We weren't the first to arrive, but it was still setting up. It was a pretty big clearing and in the centre was a ring of stones with evidence of previous campfires. The people were dressed in comfortable clothes. Shaggy jumpers with multiple colours, even on the guy's. It gave an impression of a music festival and had that atmosphere. A couple of tables were already set up and 3 different portable BBQ's.
We didn't sit and watch though. We set up our chairs. We had brought 3, so Steph could join us and a rug, in case she brought anyone else from Uni. Initially we wondered around so Tracy could say hello or chat and whilst doing that we would automatically help if we could. When Martha arrived, I was introduced briefly and then I followed a few of the girls who came with her back to her people carrier to help unload. Tracy stayed to probably discuss me.
Martha brought the majority of the food supplies. Mainly burgers, sausages and buns, but there were also salads and fruit. There were plastic plates, cups and knives, forks and spoons. These weren't disposable but sturdy jobs that would be reused. The girls I was helping were either my age or older. One had piercings all over the place, with short dark hair spiked up. She introduced herself as Sam and seemed really nice. There was a glint in her eye that made me anxious for some reason. The other 3 girls were more together and were giving me looks of scorn. I had only been out as a girl for such a short time and I had no idea what I had done for them to look at me like that. I retreated, nervously, back to Tracy's side as soon as I could. I tried to make a mental note to ask Tracy about it later.

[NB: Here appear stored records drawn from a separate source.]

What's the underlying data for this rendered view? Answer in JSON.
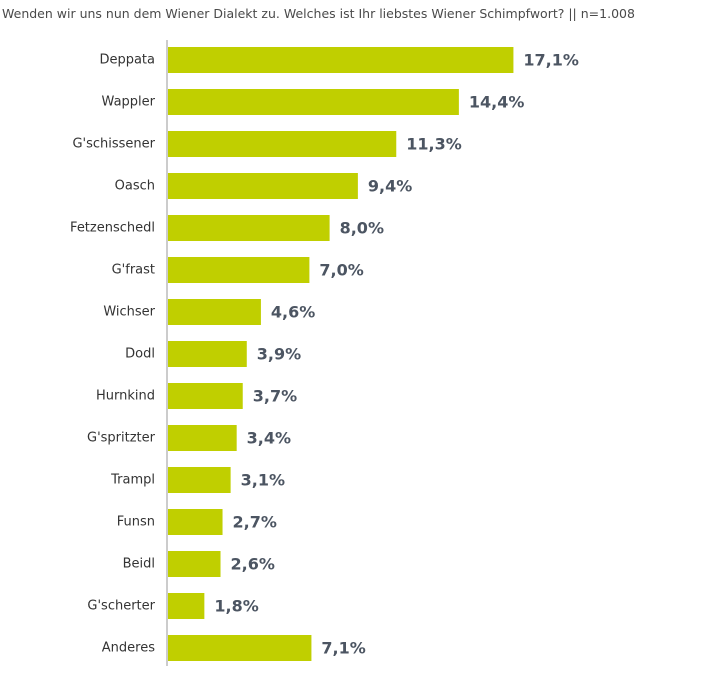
{
  "chart_data": {
    "type": "bar",
    "orientation": "horizontal",
    "title": "Wenden wir uns nun dem Wiener Dialekt zu. Welches ist Ihr liebstes Wiener Schimpfwort? || n=1.008",
    "categories": [
      "Deppata",
      "Wappler",
      "G'schissener",
      "Oasch",
      "Fetzenschedl",
      "G'frast",
      "Wichser",
      "Dodl",
      "Hurnkind",
      "G'spritzter",
      "Trampl",
      "Funsn",
      "Beidl",
      "G'scherter",
      "Anderes"
    ],
    "values": [
      17.1,
      14.4,
      11.3,
      9.4,
      8.0,
      7.0,
      4.6,
      3.9,
      3.7,
      3.4,
      3.1,
      2.7,
      2.6,
      1.8,
      7.1
    ],
    "value_labels": [
      "17,1%",
      "14,4%",
      "11,3%",
      "9,4%",
      "8,0%",
      "7,0%",
      "4,6%",
      "3,9%",
      "3,7%",
      "3,4%",
      "3,1%",
      "2,7%",
      "2,6%",
      "1,8%",
      "7,1%"
    ],
    "unit": "%",
    "bar_color": "#c0cf00",
    "value_label_color": "#4c5562",
    "grid": false,
    "legend": "none"
  }
}
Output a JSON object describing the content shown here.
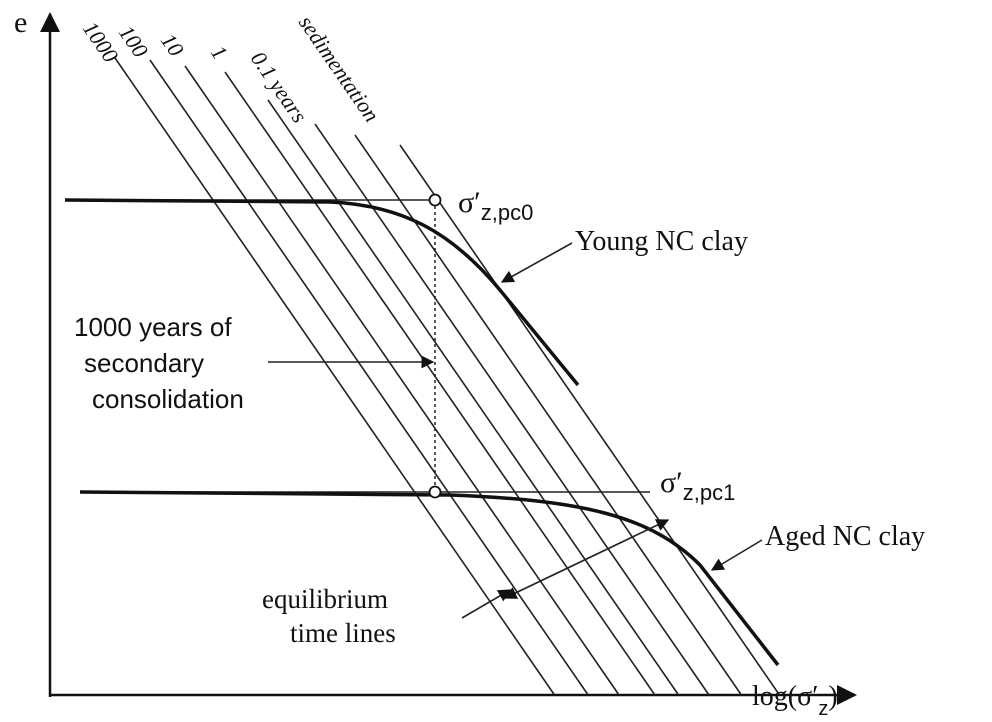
{
  "axes": {
    "y_label": "e",
    "x_label": {
      "prefix": "log(σ′",
      "subscript": "z",
      "suffix": ")"
    }
  },
  "time_lines": [
    "1000",
    "100",
    "10",
    "1",
    "0.1 years",
    "sedimentation"
  ],
  "points": [
    {
      "symbol": "σ′",
      "subscript": "z,pc0"
    },
    {
      "symbol": "σ′",
      "subscript": "z,pc1"
    }
  ],
  "curves": [
    "Young NC clay",
    "Aged NC clay"
  ],
  "annotations": {
    "aging": [
      "1000 years of",
      "secondary",
      "consolidation"
    ],
    "equilibrium": [
      "equilibrium",
      "time lines"
    ]
  }
}
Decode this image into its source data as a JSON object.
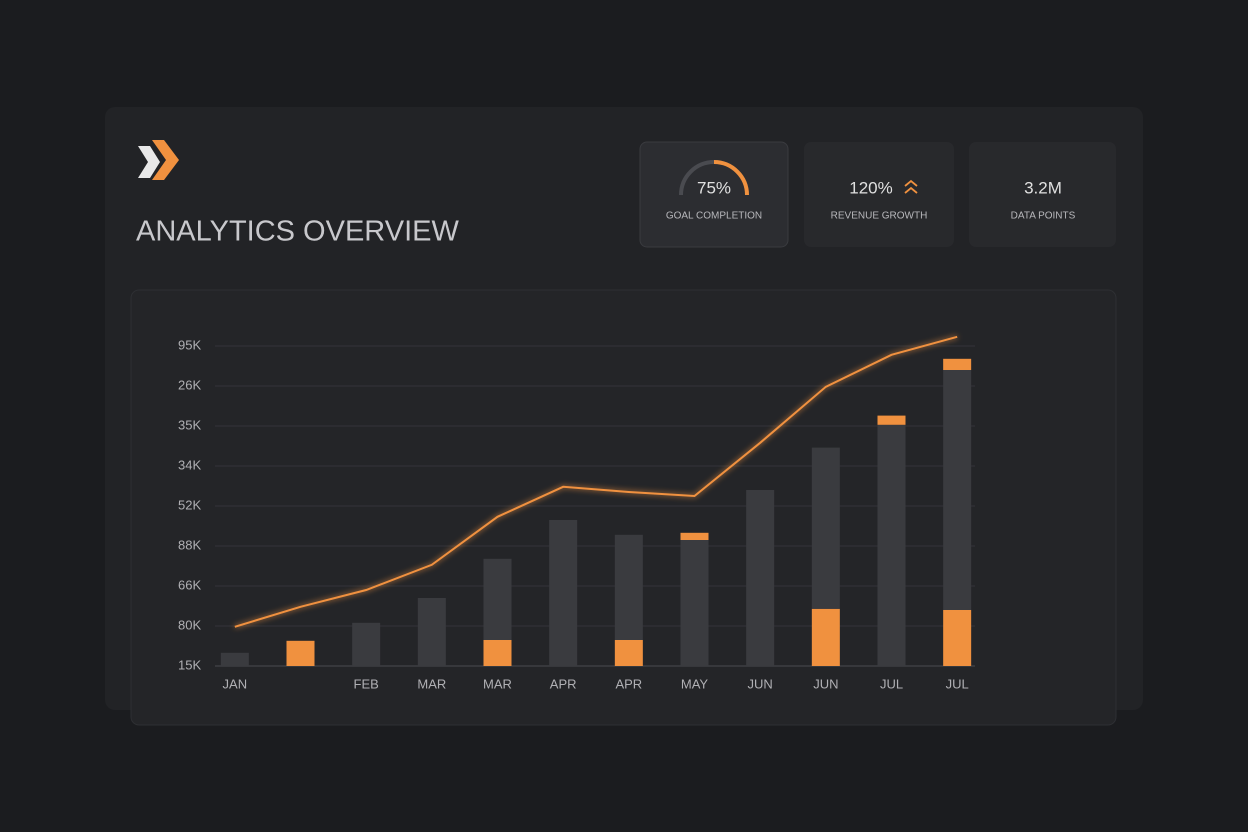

Steph arrived as the light was beginning to fade and the smell of cooking food and bonfire was in the air. We set up her keyboard on a stand she had brought and chatted. We agreed to try and avoid to many hugs and crying fits, as it didn't really fit with my backstory. She did give me a good squeeze though, that felt really nice.
Martha was probably the most smartly dressed. She was only a bit taller than me so I would guess 5 and a half feet, but very sturdy without looking fat. She had an enormous chest which added to her friendly smile to give her a very maternal, mother goddess type look. She was clearly the main organiser here, and rang a bell to bring about a sudden quiet.